S’agissant de Anscombre et Ducrot, les deux auteurs utilisent la notion de topos dans leur théorie de l’argumentation, qui relève plus de la sémantique que de l’Analyse du discours. Anscombre (1989) définit ainsi la signification d’une phrase de la manière suivante : c’est « l’ensemble des topoï dont elle autorise l’application dès lors qu’elle est énoncée ». L’objectif de la théorie de l’argumentation dans la langue vise principalement l’identification des topoï liés aux éléments du lexique, c’est pour cette raison que nous n’allons pas nous attarder ici sur les travaux de ces auteurs.
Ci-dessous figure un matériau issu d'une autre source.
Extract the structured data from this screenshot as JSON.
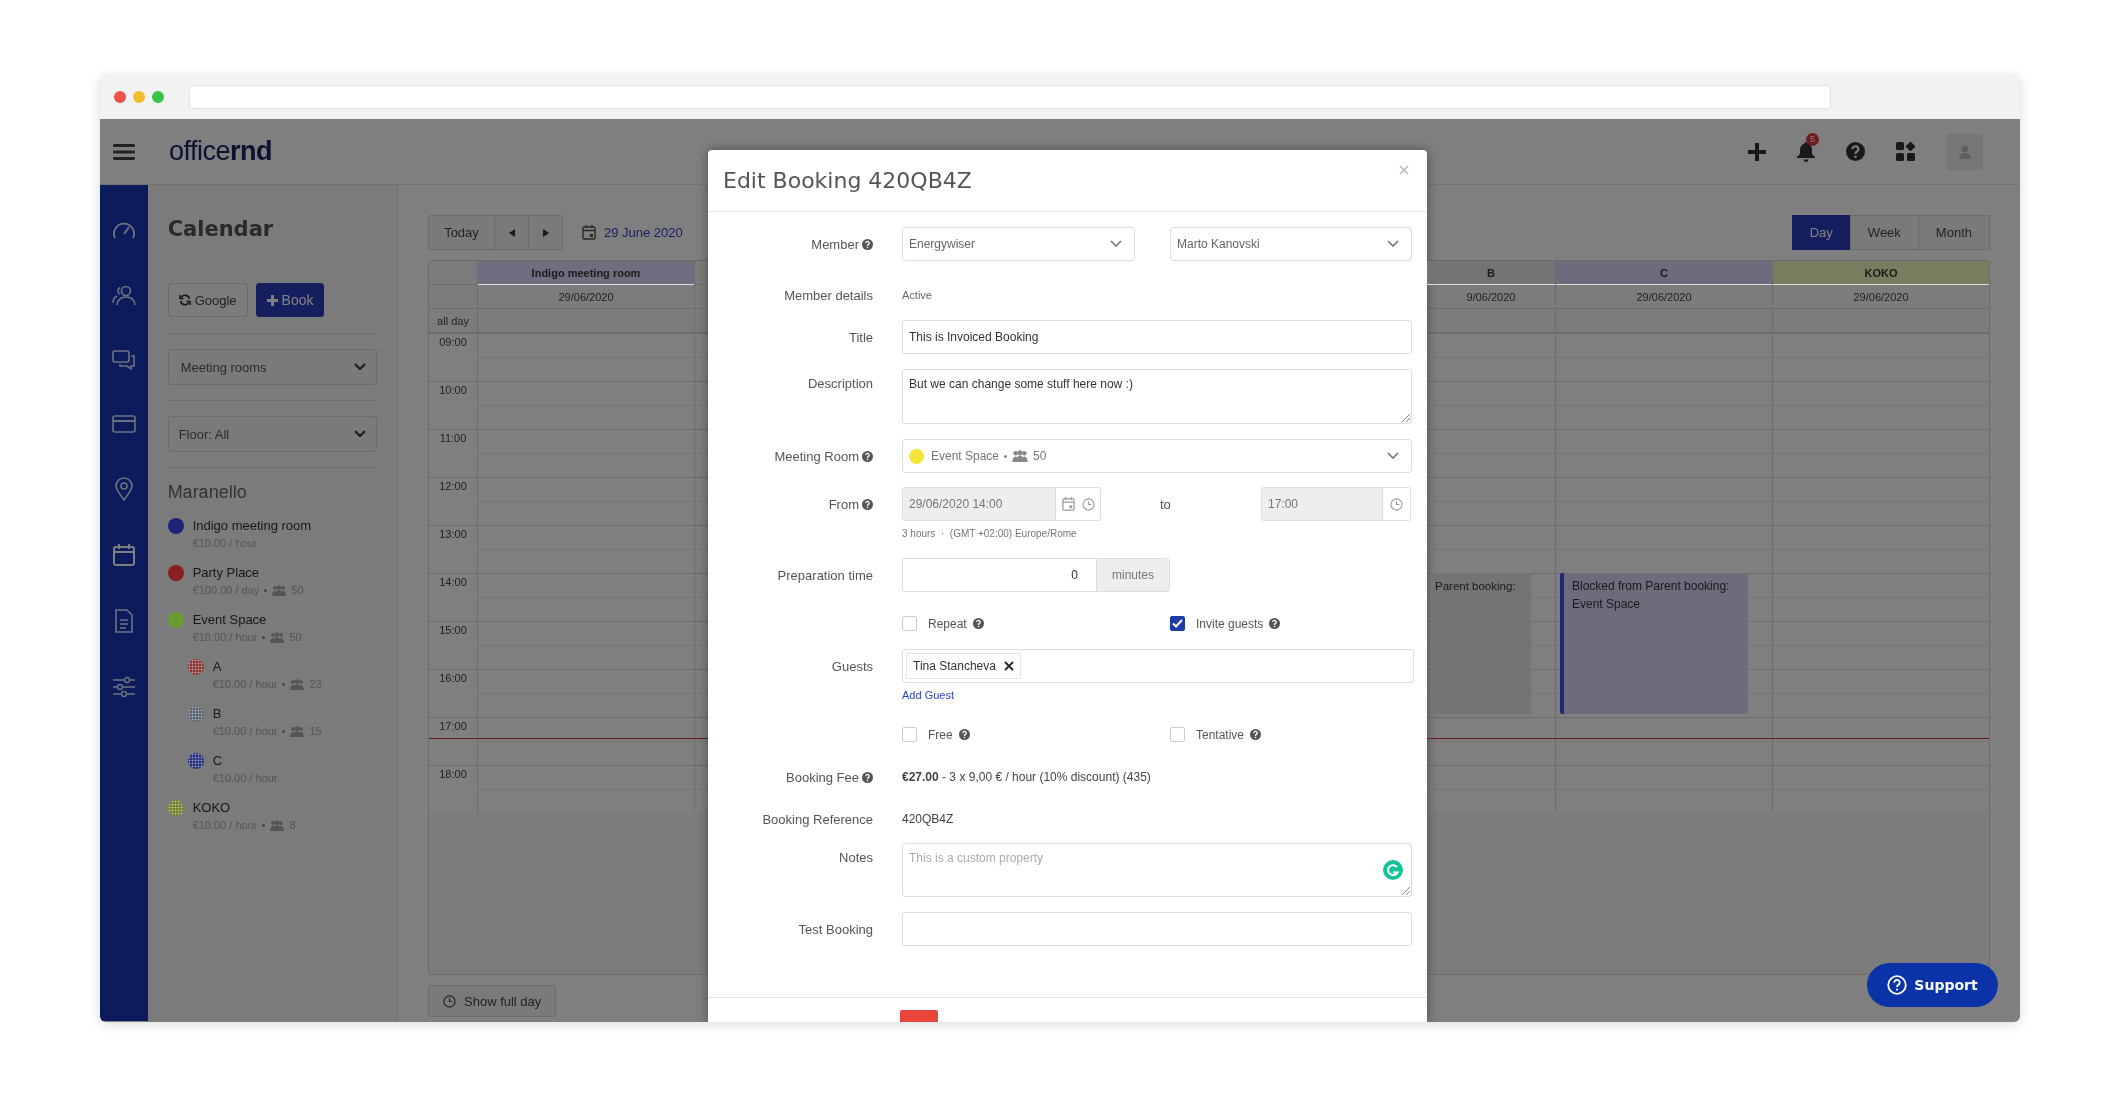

Cette liste, non exhaustive, s’inspire de l’ouvrage d’Amossy (1997 : Introduction). Le lieu commun correspond en fait au lieu particulier chez Aristote mué en lieu commun, dans le sens moderne et devenu péjoratif du terme. On peut s’aligner sur l’usage courant en le prenant dans son sens plus tardif : thème consacré, idée figée confinée dans un répertoire. L’idée reçue recoupe celle de lieu commun en insistant sur le caractère tout fait et contraignant des opinions partagées.

Partant, Flaubert (1857) met en évidence leur rapport à l’autorité et leur valeur d’injonction - ils signalent ce qu’il faut faire et penser. Lieu commun, opinion partagée et idée peut être considéré comme un thème rabattu ou une opinion partagée, qui insiste seulement sur le caractère collectif d’une idée, d’une prise de position, sur leur mise en commun et leur circulation au sein d’une communauté (Amossy, 2000 : 102). Ce qui distinguerait l’idée reçue du lieu commun, selon Amossy, serait la valeur coercitive de la première.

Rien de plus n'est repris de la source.